Lyrisches von Helmut Maier

Bundeswehr am Hindukusch – wie lange noch?

Unter dieser Fragestellung spricht heute Abend ab 18.00 Uhr Jürgen Rose, Diplom-Pädagoge, Oberstleutnant der Bundeswehr a.D. im AK »Darmstädter Signal« im Salemer Pfleghof (Paulussaal) Esslingen, Untere Beutau 8 – 10 .
Siehe dazu die Einladung des Friedensbündnisses Esslingen hier: https://www.friedensbuendnis-esslingen.de/veranstaltungen.html

Siehe besonders auch – das gilt explizit erst recht für alle, die nicht nach Esslingen kommen können – das Vorabinterview in der Esslinger Zeitung von heute (das ein paar Tage lang hier zu finden sein sollte: https://www.ez-online.de/lokal/esslingen/esslingen/Artikel530195.cfm ).
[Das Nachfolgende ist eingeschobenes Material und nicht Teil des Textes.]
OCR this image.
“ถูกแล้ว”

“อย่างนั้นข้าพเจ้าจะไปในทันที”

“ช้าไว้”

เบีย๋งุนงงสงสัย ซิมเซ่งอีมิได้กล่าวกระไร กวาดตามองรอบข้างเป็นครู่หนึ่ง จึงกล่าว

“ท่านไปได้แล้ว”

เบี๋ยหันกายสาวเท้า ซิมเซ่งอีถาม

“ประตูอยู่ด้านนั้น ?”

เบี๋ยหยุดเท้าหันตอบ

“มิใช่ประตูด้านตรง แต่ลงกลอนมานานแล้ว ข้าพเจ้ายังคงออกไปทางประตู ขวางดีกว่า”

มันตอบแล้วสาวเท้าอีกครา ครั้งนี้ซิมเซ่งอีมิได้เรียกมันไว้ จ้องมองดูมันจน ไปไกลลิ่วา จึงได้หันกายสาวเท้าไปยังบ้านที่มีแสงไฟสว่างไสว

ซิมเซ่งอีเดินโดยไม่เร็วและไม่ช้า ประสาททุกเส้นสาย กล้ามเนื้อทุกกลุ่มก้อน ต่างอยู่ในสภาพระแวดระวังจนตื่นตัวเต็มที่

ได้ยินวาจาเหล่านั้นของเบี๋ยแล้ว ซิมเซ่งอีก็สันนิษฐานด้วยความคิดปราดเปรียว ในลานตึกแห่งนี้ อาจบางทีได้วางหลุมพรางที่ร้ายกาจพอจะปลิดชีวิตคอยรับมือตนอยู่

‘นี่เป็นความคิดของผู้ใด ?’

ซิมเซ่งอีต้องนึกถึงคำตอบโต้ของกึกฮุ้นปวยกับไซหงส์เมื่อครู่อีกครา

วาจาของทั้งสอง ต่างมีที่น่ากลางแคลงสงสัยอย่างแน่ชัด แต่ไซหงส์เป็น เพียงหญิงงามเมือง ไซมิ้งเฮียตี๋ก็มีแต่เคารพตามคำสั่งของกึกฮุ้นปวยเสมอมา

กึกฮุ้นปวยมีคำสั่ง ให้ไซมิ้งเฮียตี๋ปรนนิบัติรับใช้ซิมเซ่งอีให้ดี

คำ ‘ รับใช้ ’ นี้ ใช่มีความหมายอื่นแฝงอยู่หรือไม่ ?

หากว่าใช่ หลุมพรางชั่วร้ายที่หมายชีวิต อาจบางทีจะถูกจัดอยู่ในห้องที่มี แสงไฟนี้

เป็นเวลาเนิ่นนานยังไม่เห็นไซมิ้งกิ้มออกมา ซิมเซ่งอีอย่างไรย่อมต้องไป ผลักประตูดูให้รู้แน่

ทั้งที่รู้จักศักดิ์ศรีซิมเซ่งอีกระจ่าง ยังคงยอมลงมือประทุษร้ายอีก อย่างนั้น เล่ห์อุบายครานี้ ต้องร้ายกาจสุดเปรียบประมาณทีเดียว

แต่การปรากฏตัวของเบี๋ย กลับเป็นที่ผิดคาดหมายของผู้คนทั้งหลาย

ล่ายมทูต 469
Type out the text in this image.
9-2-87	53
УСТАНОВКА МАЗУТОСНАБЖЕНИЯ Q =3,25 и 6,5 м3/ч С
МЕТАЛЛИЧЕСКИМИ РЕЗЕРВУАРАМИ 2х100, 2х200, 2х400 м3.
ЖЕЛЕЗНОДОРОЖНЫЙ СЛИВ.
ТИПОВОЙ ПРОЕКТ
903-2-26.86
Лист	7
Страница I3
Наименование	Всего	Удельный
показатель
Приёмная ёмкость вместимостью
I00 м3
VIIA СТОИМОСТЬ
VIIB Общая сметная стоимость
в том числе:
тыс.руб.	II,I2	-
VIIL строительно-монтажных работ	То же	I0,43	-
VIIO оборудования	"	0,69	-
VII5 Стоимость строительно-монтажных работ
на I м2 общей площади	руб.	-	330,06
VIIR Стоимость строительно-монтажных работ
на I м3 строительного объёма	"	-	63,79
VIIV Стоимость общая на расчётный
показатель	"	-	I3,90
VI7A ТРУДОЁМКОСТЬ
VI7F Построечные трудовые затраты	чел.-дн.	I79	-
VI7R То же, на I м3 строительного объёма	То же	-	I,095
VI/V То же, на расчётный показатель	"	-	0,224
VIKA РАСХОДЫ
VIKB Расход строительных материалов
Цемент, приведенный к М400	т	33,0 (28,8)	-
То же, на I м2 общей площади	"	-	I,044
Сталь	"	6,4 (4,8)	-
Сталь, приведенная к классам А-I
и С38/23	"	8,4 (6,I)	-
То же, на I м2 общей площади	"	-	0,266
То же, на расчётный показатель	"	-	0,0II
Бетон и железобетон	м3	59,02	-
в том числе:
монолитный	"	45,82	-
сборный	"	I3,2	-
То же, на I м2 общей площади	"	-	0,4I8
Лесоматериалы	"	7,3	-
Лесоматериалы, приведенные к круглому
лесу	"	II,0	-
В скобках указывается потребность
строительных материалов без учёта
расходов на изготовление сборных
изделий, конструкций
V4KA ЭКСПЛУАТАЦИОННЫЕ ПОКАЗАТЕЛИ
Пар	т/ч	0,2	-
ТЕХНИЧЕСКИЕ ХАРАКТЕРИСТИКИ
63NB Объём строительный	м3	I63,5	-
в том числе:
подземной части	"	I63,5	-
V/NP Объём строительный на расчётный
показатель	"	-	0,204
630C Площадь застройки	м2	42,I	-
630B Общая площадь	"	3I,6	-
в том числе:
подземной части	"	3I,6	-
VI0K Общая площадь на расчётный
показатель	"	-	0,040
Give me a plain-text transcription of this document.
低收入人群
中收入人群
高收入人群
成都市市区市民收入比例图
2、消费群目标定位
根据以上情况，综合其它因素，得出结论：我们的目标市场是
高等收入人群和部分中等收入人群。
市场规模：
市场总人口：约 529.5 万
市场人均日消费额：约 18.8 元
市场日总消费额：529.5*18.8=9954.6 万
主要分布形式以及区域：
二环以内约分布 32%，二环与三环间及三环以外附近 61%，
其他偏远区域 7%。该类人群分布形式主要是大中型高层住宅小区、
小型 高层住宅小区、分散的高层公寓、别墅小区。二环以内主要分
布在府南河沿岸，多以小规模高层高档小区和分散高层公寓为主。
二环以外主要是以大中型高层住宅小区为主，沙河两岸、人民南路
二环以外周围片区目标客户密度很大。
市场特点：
Der Titel des Interviews lautet: „Westliche Demokratien missbrauchen ihre Streitkräfte“

HEUTE, 13. März, will ich noch hinzufügen, dass mir noch nie die weittragende Klärung der Tatsache so bewusst geworden ist, dass es sich beim Afghanistankrieg völlig um eine völkerrechtswidrige Aktionskette handelt, wie beim gestrigen Vortrag von Jürgen Rose.
Aus Wikipedia möchte ich über Jürgen Rose noch dies zitieren: „Am 15. März 2007 bat Rose aus Gewissensgründen in einem Schreiben an seinen Vorgesetzten um Entbindung von allen Aufträgen, die seine Mitarbeit an Unterstützungsleistungen, die den Einsatz von Tornado-Jets zur Kampfunterstützung in Afghanistan sowie generell die von ihm als völkerrechtswidrig erachtete „Operation Enduring Freedom“ betreffen: „Im Hinblick auf die von der Bundesregierung getroffene Entscheidung, Waffensysteme TORNADO der Bundesluftwaffe zum Einsatz nach Afghanistan zu entsenden (Antrag der Bundesregierung vom 8. Februar 2007 – BT-Drs. 16/4298), den daraufhin am 9. März 2007 erfolgten Zustimmungsbeschluss des Deutschen Bundestages sowie die mittlerweile ergangene Befehlsgebung des Streitkräfteunterstützungskommandos zur Umsetzung dieser Entscheidung erkläre ich hiermit, dass ich es nicht mit meinem Gewissen vereinbaren kann, den Einsatz von TORNADO-Waffensystemen in Afghanistan in irgendeiner Form zu unterstützen, da meiner Auffassung nach nicht auszuschließen ist, dass ich hierdurch kraft aktiven eigenen Handelns zu einem Bundeswehreinsatz beitrage, gegen den gravierende verfassungsrechtliche, völkerrechtliche, strafrechtliche sowie völkerstrafrechtliche Bedenken bestehen. Zugleich beantrage ich hiermit, auch von allen weiteren Aufträgen, die im Zusammenhang mit der „Operation Enduring Freedom“ im allgemeinen und mit der Entsendung der Waffensysteme TORNADO nach Afghanistan im besonderen stehen, entbunden zu werden.“ [1] Rose wurde daraufhin durch den SPD-Wehrexperten Rainer Arnold aufgefordert, angesichts seiner massiven Vorbehalte den Dienst mit der Waffe zu quittieren und aus der Bundeswehr auszuscheiden[2].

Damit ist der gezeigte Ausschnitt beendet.